AMD finally patches gaping Zenbleed security hole — MSI releases AGESA 1.2.0.Ca BIOS update for Zen 2

MSI has published new BIOS updates featuring AMD’s AM4 AGESA 1.2.0.Ca firmware update aimed at Zenbleed attacks. The new firmware targets a vulnerability in AMD’s Ryzen 4000 series Zen 2 APUs that “may allow an attacker to potentially access sensitive information.”

It appears MSI is rolling out the new BIOS updates as we speak. The new firmware update is available on almost all X570 motherboards, but only a few of MSI’s other chipsets and motherboards (including the 400 series) have the new firmware update at the time of writing.

AGESA 1.2.0.Ca specifically addresses Zen 2 vulnerability CVE-2023-20593, which is classified as a medium-level threat by AMD. Specific details on the threat itself were not disclosed, however, AMD does say that this threat can allow an attacker access to sensitive information “under specific microarchitectural circumstances”.

Even though AGESA 1.2.0.Ca is targeted direction at Ryzen 4000 “Renior” APUs, the threat exists in all Zen 2 processors. It just happens that AMD already patched this security vulnerability in prior AGESA microcode updates — 1.2.0.C and 1.0.0.B, in Ryzen 3000 processors before it got around to rectifying the issue in the Ryzen 4000 series.

AMD has already patched the security threat for other Ryzen-based CPUs outside of the AM4 platform, including the Ryzen 3000 Threadripper HEDT chips, 7002 EPYC server CPUs, and Ryzen 4000, 5000, and 7020 series mobile CPUs (yes some Ryzen 7000 mobile parts are Zen 2-based).
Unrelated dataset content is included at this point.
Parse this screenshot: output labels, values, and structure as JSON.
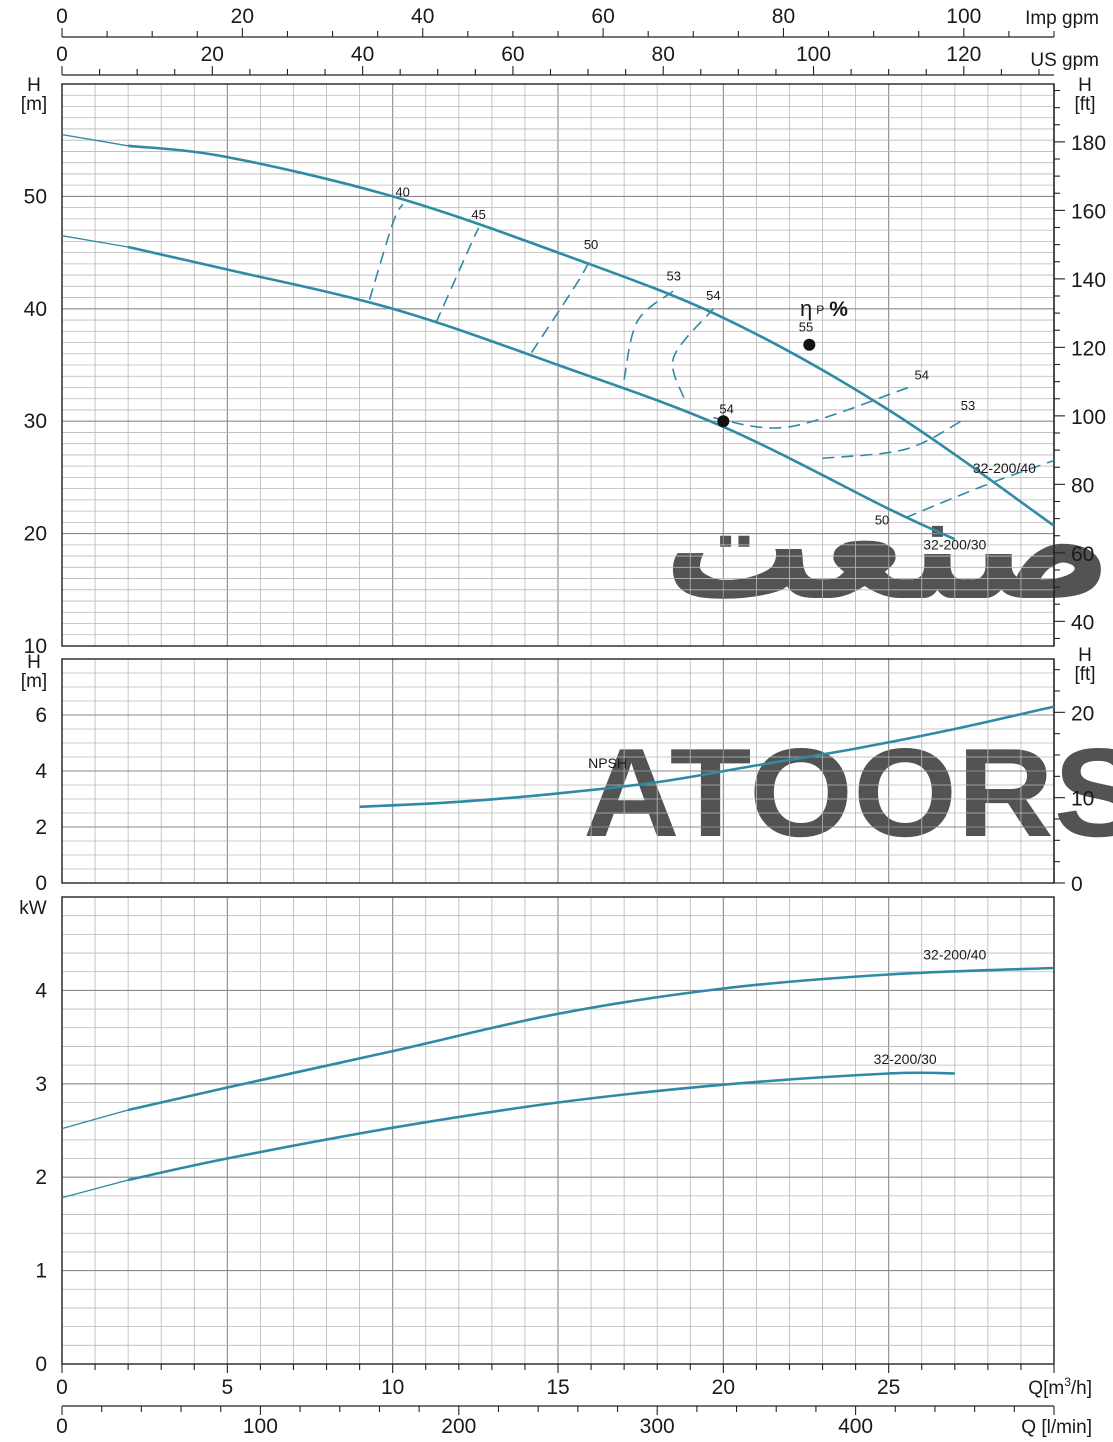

Apparently, the only Zen 2 platform that remains vulnerable is AMD’s Ryzen Embedded V2000 CPus which was supposed to get the EmbeddedPi-FP6 AGESA firmware update by April.

AMD did not state if this new security update impacts performance. When we tested Zenbleed fixes previously, we found that while gaming was unaffected, other performance could drop as much as 15%.

To re-iterate, this specific vulnerability only affects Zen 2-based chips, so if you have an AM4 chip using a different architecture — like Zen+ or Zen 3, you don’t need to update your BIOS.